“There was nothing that he enjoyed more than a social time with friends at dinner. He always entered into the spirit of the occasion and contributed his full share of merriment. And once aroused he showed a side of his character that few were acquainted with. He enjoyed jokes to the full measure, and was a pleasant tease. When he once had a joke on me he rung all the changes; and no one enjoyed a joke on himself more thoroughly than he did.

“In 1897, when I was a tenderfoot, recently arrived in Washington, he asked me to give up a dinner engagement with some gentlemen to fill up the table as an emergency man at a dinner to be given at the White House that night. I declined, saying I had a better thing—not knowing that an invitation from the White House was equivalent to a social command.
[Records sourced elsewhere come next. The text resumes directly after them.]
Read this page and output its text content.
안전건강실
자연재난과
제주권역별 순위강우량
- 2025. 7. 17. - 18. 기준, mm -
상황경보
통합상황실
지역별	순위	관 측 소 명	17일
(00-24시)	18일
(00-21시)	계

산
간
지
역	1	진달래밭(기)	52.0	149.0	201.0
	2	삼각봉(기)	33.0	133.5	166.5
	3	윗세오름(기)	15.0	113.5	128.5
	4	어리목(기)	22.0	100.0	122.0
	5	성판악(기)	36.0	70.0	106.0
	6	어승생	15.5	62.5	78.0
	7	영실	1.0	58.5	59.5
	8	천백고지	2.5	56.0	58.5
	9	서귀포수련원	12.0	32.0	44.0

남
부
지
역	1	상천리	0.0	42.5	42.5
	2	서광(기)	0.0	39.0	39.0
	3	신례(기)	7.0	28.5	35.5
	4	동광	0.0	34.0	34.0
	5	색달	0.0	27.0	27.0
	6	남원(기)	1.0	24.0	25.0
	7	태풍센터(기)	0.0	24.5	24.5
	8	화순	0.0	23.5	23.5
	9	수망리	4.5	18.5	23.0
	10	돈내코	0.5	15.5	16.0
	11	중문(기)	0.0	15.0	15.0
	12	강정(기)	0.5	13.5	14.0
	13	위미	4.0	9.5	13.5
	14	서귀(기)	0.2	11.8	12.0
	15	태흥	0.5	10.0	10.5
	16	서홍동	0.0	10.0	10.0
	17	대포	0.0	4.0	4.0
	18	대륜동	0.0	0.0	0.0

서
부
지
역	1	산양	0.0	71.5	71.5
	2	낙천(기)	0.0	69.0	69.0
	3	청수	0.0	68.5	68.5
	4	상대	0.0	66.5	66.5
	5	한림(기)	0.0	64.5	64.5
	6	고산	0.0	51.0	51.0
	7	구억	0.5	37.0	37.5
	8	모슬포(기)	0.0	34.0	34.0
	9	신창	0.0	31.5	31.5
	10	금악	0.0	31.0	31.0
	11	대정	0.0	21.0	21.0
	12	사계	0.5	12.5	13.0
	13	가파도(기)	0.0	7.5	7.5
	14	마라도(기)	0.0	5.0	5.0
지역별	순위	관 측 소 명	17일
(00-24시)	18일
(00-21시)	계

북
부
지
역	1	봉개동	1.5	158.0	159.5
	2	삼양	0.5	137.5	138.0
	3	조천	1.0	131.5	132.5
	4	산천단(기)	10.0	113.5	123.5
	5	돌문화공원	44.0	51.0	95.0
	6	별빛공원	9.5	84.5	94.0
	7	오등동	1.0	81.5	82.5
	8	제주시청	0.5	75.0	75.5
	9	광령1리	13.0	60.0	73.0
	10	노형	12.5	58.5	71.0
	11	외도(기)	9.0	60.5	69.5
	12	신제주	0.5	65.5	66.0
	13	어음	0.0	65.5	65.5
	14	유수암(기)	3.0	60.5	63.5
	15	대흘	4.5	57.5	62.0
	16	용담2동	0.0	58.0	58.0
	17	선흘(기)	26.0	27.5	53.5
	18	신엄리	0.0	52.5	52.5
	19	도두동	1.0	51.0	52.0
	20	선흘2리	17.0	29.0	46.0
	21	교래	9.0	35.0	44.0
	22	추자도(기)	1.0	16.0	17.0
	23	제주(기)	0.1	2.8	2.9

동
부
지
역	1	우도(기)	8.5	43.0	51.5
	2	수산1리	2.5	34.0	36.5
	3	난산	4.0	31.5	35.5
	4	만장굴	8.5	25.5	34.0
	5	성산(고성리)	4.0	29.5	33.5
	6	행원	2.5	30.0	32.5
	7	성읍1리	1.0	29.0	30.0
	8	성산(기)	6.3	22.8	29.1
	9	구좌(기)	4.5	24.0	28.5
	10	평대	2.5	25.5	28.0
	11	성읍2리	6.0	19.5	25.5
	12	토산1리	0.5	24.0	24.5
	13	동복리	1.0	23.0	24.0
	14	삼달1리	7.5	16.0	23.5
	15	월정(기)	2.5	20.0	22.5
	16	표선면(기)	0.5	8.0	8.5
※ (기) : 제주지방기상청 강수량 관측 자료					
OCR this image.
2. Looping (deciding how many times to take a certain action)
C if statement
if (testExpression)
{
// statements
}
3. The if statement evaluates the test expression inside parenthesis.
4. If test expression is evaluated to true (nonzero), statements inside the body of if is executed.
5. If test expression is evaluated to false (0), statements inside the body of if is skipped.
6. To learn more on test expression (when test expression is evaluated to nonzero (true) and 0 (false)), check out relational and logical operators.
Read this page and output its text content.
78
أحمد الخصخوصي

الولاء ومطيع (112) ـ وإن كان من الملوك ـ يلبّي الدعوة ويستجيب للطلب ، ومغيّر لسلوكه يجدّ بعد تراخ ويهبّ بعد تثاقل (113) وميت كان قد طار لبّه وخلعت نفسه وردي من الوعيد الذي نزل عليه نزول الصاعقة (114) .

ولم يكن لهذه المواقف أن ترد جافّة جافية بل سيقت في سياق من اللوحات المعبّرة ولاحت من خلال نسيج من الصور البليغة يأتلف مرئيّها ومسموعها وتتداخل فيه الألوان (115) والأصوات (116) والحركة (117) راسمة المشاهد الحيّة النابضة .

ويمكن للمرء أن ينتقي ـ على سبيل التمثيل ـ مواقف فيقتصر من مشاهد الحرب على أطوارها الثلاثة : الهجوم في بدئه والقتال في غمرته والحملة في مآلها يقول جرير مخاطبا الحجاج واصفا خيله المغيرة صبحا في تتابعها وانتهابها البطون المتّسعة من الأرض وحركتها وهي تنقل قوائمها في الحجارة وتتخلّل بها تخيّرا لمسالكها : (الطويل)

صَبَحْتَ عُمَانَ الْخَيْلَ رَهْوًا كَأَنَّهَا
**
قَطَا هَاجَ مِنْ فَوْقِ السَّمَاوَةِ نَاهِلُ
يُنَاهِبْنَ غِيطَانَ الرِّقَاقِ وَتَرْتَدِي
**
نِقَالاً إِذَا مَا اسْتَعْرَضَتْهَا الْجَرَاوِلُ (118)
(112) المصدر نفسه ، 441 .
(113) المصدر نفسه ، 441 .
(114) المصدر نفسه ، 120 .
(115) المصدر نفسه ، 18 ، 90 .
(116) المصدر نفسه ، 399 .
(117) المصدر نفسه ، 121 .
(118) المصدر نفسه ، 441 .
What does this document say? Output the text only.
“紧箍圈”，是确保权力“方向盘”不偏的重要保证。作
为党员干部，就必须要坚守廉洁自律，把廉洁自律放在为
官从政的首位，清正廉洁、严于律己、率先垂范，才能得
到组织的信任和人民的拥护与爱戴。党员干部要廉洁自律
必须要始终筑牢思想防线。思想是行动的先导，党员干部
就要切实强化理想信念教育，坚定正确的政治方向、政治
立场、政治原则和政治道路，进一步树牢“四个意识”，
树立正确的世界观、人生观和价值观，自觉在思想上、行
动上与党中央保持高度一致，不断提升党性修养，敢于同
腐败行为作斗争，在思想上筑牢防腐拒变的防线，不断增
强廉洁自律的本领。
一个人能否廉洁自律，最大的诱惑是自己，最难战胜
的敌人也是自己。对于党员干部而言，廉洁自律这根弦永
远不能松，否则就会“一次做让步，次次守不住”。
This joke on me was a delight to him.

“When he was a guest at my house for several days, or a member of a house party, his flow of genial spirits began at the breakfast table and continued uninterrupted all day. He seemed to feel as if he were on a vacation, and had the joyous spirit of a big boy home from school, always looking after the comfort of others, with never, apparently, a thought for himself. An ideal home body was William McKinley, and the American fireside was a shrine of worship with him.

“At one of our house parties we had a flashlight photograph taken of the dinner guests. He was particularly fond of this dinner picture because it contained a splendid likeness of Mrs. McKinley.

“When McKinley laughed, he laughed heartily all over, and was a perfect boy in his enjoyment. In all the social visits to my home it was an inspiration to me to see the way he could throw off the cares of the day. It always made me feel twenty years younger to spend a social evening with him, and I cannot begin to measure the depth and value of this friendship, to me, entirely aside from his public career.

“He was never much inclined, I believe, to take an active part in athletics, though his simple, normal habits of life kept him always in excellent condition physically and mentally. He proved the enduring sturdiness of his frame by his hard service in the Civil War and by the tremendous amount of labour which he afterward put into the study and presentation of public questions. He was, of course, interested in the notable athletic contests that the college boys held, but it was as late as 1894 that he and I witnessed together our first game of football—a Princeton-Yale game at New York.

“It was a drizzling, cold day, but he watched every movement of the game from the clubhouse with as keen an interest as he gave to a debate in Congress.

“When some mysterious movement in a ‘pile up’ was made, he would turn and ask me about it, but I had to shake my head and confess it was my first game and that it was all Greek to me.

“He told me how he felt like the country boy who went to a college football game for the first time, to see the ‘real thing.’ When asked how he liked it, the country boy naïvely replied:

“‘They didn’t have no game; they got into a scrap and kept fightin’ all the time when they ought to have been playin ball.’